UM “À PARTE” DE MÃOS

Por Danilo Cerqueira *


Dois se aproximam. Dois diferentes, ou duas diferentes, sofrem ao se aproximar. Suas duas vidas, divididas no sem-número de dias de existência, ambicionam ter uma à outra. Todos as percebem. À vista se desejam, multidão e dupla. Cada um espera ansiosamente chegar ao momento de ter em si isto que é, em parte, a marca da presença deste outrem: o olhar do outro.

A grande multidão acompanha, dia após dia, a redução dos momentos que antecedem a esse encontro. Inúmeras redes de TV, emissoras de rádio aos milhares, sites e blogs estão interessados em registrar esse fenômeno... A mídia volta-se com interesse e necessidade, como se tal acontecimento a fizesse reencontrar algum princípio existencial publicitário ou publicitante, ou mesmo público, ou mesmo coletivo.

Pessoas seguem, aguardam, suplicam inconscientemente pelo encontro.
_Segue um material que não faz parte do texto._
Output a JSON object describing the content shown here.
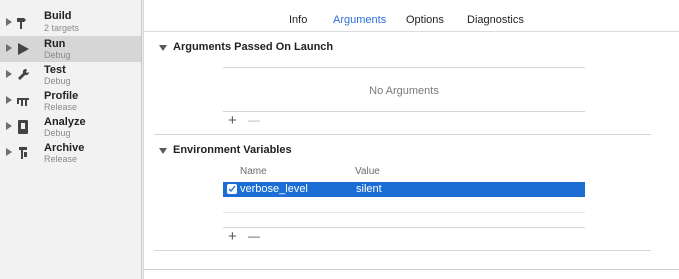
{
  "sidebar": {
    "items": [
      {
        "label": "Build",
        "sub": "2 targets",
        "icon": "hammer-icon"
      },
      {
        "label": "Run",
        "sub": "Debug",
        "icon": "play-icon"
      },
      {
        "label": "Test",
        "sub": "Debug",
        "icon": "wrench-icon"
      },
      {
        "label": "Profile",
        "sub": "Release",
        "icon": "instruments-icon"
      },
      {
        "label": "Analyze",
        "sub": "Debug",
        "icon": "analyze-icon"
      },
      {
        "label": "Archive",
        "sub": "Release",
        "icon": "archive-icon"
      }
    ],
    "selected_index": 1
  },
  "tabs": [
    {
      "label": "Info"
    },
    {
      "label": "Arguments"
    },
    {
      "label": "Options"
    },
    {
      "label": "Diagnostics"
    }
  ],
  "active_tab": "Arguments",
  "arguments_section": {
    "title": "Arguments Passed On Launch",
    "empty_text": "No Arguments",
    "add_label": "+",
    "remove_label": "—"
  },
  "env_section": {
    "title": "Environment Variables",
    "columns": {
      "name": "Name",
      "value": "Value"
    },
    "rows": [
      {
        "enabled": true,
        "name": "verbose_level",
        "value": "silent"
      }
    ],
    "add_label": "+",
    "remove_label": "—"
  },
  "colors": {
    "accent": "#2b6fd9",
    "selection": "#1c6ed5",
    "sidebar_selected": "#d6d6d6"
  }
}
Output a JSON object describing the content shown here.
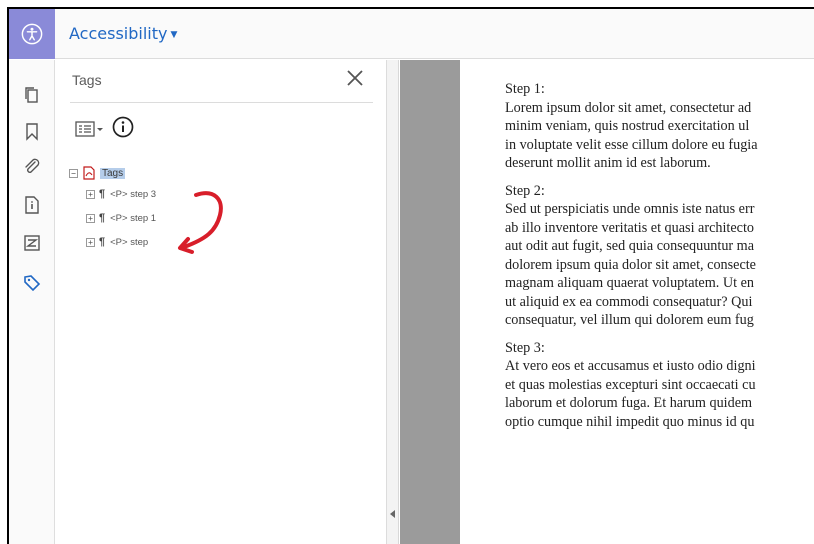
{
  "toolbar": {
    "title": "Accessibility"
  },
  "left_rail": {
    "icons": [
      "pages-icon",
      "bookmark-icon",
      "attachment-icon",
      "document-properties-icon",
      "content-icon",
      "tags-icon"
    ]
  },
  "tags_panel": {
    "title": "Tags",
    "tree": {
      "root_label": "Tags",
      "children": [
        {
          "label": "<P> step 3"
        },
        {
          "label": "<P> step 1"
        },
        {
          "label": "<P> step"
        }
      ]
    }
  },
  "annotation": {
    "arrow_color": "#d81e2a"
  },
  "colors": {
    "accent": "#2168c4",
    "tile": "#8a8ad8",
    "selection": "#b5cdea"
  },
  "document": {
    "steps": [
      {
        "heading": "Step 1:",
        "lines": [
          "Lorem ipsum dolor sit amet, consectetur ad",
          "minim veniam, quis nostrud exercitation ul",
          "in voluptate velit esse cillum dolore eu fugia",
          "deserunt mollit anim id est laborum."
        ]
      },
      {
        "heading": "Step 2:",
        "lines": [
          "Sed ut perspiciatis unde omnis iste natus err",
          "ab illo inventore veritatis et quasi architecto",
          "aut odit aut fugit, sed quia consequuntur ma",
          "dolorem ipsum quia dolor sit amet, consecte",
          "magnam aliquam quaerat voluptatem. Ut en",
          "ut aliquid ex ea commodi consequatur? Qui",
          "consequatur, vel illum qui dolorem eum fug"
        ]
      },
      {
        "heading": "Step 3:",
        "lines": [
          "At vero eos et accusamus et iusto odio digni",
          "et quas molestias excepturi sint occaecati cu",
          "laborum et dolorum fuga. Et harum quidem",
          "optio cumque nihil impedit quo minus id qu"
        ]
      }
    ]
  }
}
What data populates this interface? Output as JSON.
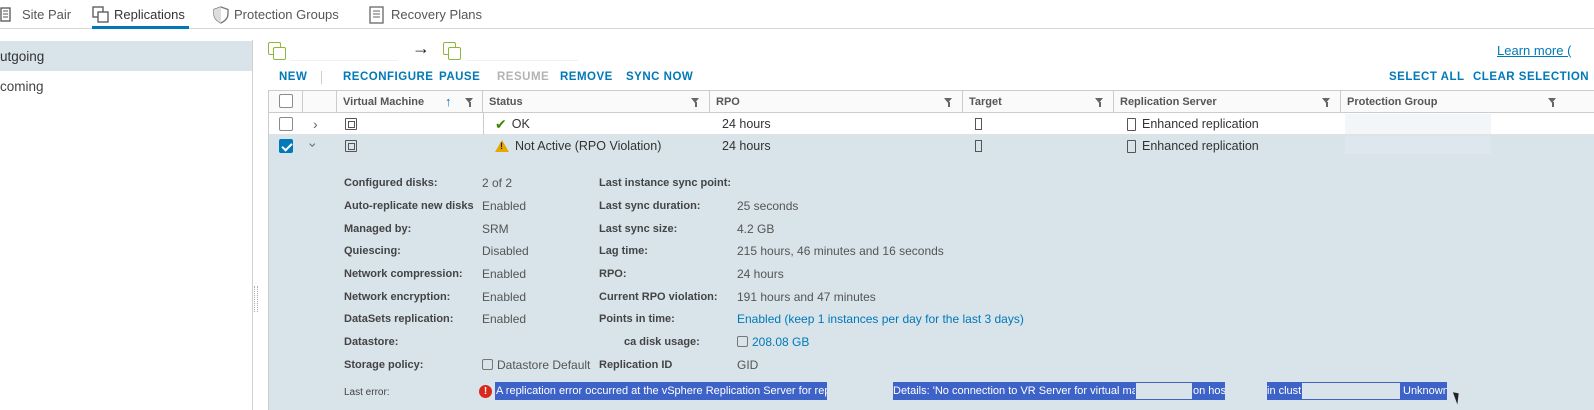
{
  "tabs": [
    {
      "label": "Site Pair",
      "icon": "building-icon"
    },
    {
      "label": "Replications",
      "icon": "replications-icon",
      "active": true
    },
    {
      "label": "Protection Groups",
      "icon": "shield-icon"
    },
    {
      "label": "Recovery Plans",
      "icon": "document-icon"
    }
  ],
  "nav": {
    "outgoing": "utgoing",
    "incoming": "coming"
  },
  "header": {
    "arrow": "→",
    "learn_more": "Learn more ("
  },
  "toolbar": {
    "new": "NEW",
    "reconfigure": "RECONFIGURE",
    "pause": "PAUSE",
    "resume": "RESUME",
    "remove": "REMOVE",
    "sync_now": "SYNC NOW",
    "select_all": "SELECT ALL",
    "clear_selection": "CLEAR SELECTION"
  },
  "columns": {
    "vm": "Virtual Machine",
    "status": "Status",
    "rpo": "RPO",
    "target": "Target",
    "server": "Replication Server",
    "group": "Protection Group"
  },
  "rows": [
    {
      "status": "OK",
      "status_kind": "ok",
      "rpo": "24 hours",
      "server": "Enhanced replication",
      "checked": false,
      "expanded": false
    },
    {
      "status": "Not Active (RPO Violation)",
      "status_kind": "warning",
      "rpo": "24 hours",
      "server": "Enhanced replication",
      "checked": true,
      "expanded": true
    }
  ],
  "details": {
    "configured_disks": {
      "label": "Configured disks:",
      "value": "2 of 2"
    },
    "auto_replicate": {
      "label": "Auto-replicate new disks",
      "value": "Enabled"
    },
    "managed_by": {
      "label": "Managed by:",
      "value": "SRM"
    },
    "quiescing": {
      "label": "Quiescing:",
      "value": "Disabled"
    },
    "net_compression": {
      "label": "Network compression:",
      "value": "Enabled"
    },
    "net_encryption": {
      "label": "Network encryption:",
      "value": "Enabled"
    },
    "datasets": {
      "label": "DataSets replication:",
      "value": "Enabled"
    },
    "datastore": {
      "label": "Datastore:",
      "value": ""
    },
    "storage_policy": {
      "label": "Storage policy:",
      "value": "Datastore Default"
    },
    "last_error": {
      "label": "Last error:"
    },
    "last_instance_sync": {
      "label": "Last instance sync point:",
      "value": ""
    },
    "last_sync_duration": {
      "label": "Last sync duration:",
      "value": "25 seconds"
    },
    "last_sync_size": {
      "label": "Last sync size:",
      "value": "4.2 GB"
    },
    "lag_time": {
      "label": "Lag time:",
      "value": "215 hours, 46 minutes and 16 seconds"
    },
    "rpo": {
      "label": "RPO:",
      "value": "24 hours"
    },
    "current_rpo_violation": {
      "label": "Current RPO violation:",
      "value": "191 hours and 47 minutes"
    },
    "points_in_time": {
      "label": "Points in time:",
      "value": "Enabled (keep 1 instances per day for the last 3 days)"
    },
    "disk_usage": {
      "label": "ca disk usage:",
      "value": "208.08 GB"
    },
    "replication_id": {
      "label": "Replication ID",
      "value": "GID"
    }
  },
  "error": {
    "part1": "A replication error occurred at the vSphere Replication Server for replication",
    "part2": "Details: 'No connection to VR Server for virtual machine",
    "part3": "on host",
    "part4": "in cluste",
    "part5": "Unknown'"
  },
  "colors": {
    "accent": "#0079b8",
    "selected_row": "#d8e3ea",
    "ok": "#3c8500",
    "warning": "#e5a800",
    "error": "#d9281c",
    "text_highlight": "#3e63c8"
  }
}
Sugerem, suscitam, implicitam mensagens subliminares, promovem comerciais incitantes e subversivos, tudo isso visando a que amigos, colegas e conhecidos induzam mais rapidamente o encontro em cada um... Mas sempre infelizes tais e incontáveis técnicas de propagação de ideias essas que, cotidianamente, insistem para que ocorra o encontro entre os dois.

Não há rostos, não há cores, não há roupas. Há apenas a necessidade exacerbada de que os dois, ou as duas, finalmente saciem a agora já infinita agonia que suplicia a população mundial.

Não se sabe porque a ausência do encontro tanto aflige o corpo da massa. Procurar motivações também não parece ser a maior preocupação dos estudiosos da Ciência, mais ávidos em aplacar a querência existencial no encontro do que teorizar sobre o fenômeno, inconscientemente quase biunívoco e, certamente, mobilizador.

Todos o esperam com grande apreensão, mas aguardam com certa eminência o acontecimento. Todos conhecem os dois, mas eles não se conhecem. Por isso, acompanham-se mutuamente, embora não tenham se encontrado. Nunca se entreolharam: feito o amanhecer e o fim de tarde, seus globos nunca poderiam se encontrar. Haveria de chegar, certo dia, um eclipse: o tempo e o espaço sempre transgredindo a lógica da imaginação, exatamente na realidade daquela fantasia que, subitamente, vê-se concretizada.

Nesse dia, a distância entre ambos se colocou abaixo de suas existências, acima da crosta terrestre e na linha de seus narizes. Finalmente cederam, à população mundial, a revelação de seus sonhos mais ressurgentes de paz e prosperidade...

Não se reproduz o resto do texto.